Frankenau. Sie lachen und scherzen und haben sichtlich Spaß an ihrer Arbeit im Freien: Im Rahmen einer „Integrativen Waldwoche“ bauen Kegelbergschüler, Betreute der Lebenshilfe und Freiwillige des Bergwaldprojektes Hand in Hand Zäune ab, schneiden Wege frei oder entfernen fremdländische Pflanzen aus dem Nationalpark.

„Gemeinsam im Wald“ lautet das Motto der freiwilligen Arbeitseinsätze, die Menschen mit und ohne Behinderung der genannten Kooperationspartner in diesem Jahr erstmals gemeinsam ausführen.

Unterstützt werden die tatkräftigen Helfern bei ihrem Einsatz nicht nur durch Lehrkräfte und Betreuer ihrer eigenen Organisation, sondern auch durch Nationalpark-Försterin Mareike Schulze und den Rangern Alexander Backhaus, Friedhelm Kümmel und Jochen Lückel.

„Ich bin immer wieder erstaunt, mit welchem Eifer und großem Engagement die Freiwilligen im Nationalparkgebiet arbeiten“, freut sich Mareike Schulze.

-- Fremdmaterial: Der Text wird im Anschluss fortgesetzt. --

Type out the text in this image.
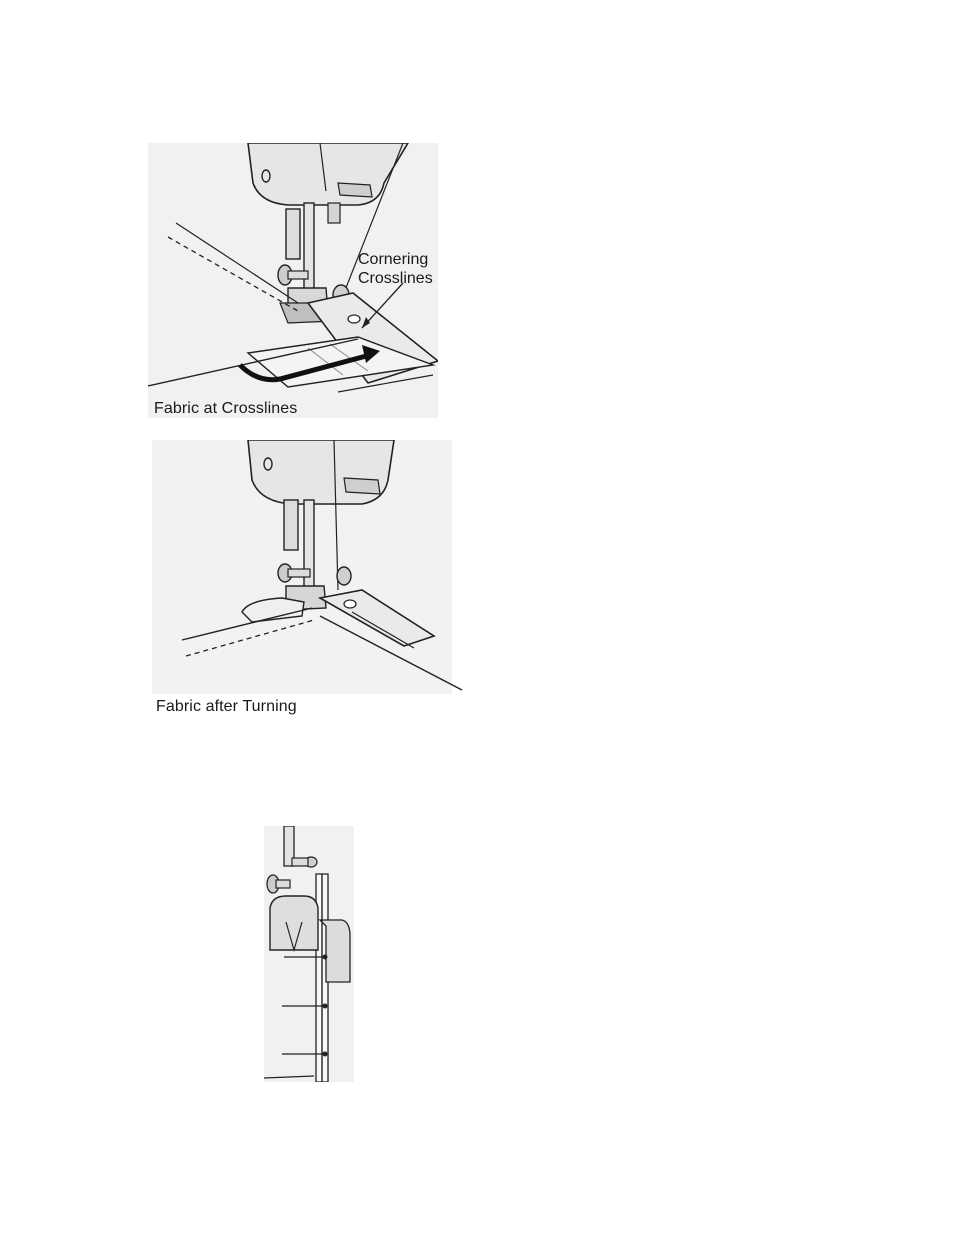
Cornering
Crosslines
Fabric at Crosslines
Fabric after Turning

Sie leisteten einen großen Beitrag, dass das Gebiet wieder „wilder und ursprünglicher“ würde.

Mit Feuereifer dabei sind vor allem die Schüler der Kegelbergschule und die Betreuten der Lebenshilfe. Viele von ihnen sind schon „alte Hasen“, die sich auch vor der erstmaligen Vernetzung mit den Freiwilligen des Bergwaldprojektes schon seit mehreren Jahren im Wald nützlich machen.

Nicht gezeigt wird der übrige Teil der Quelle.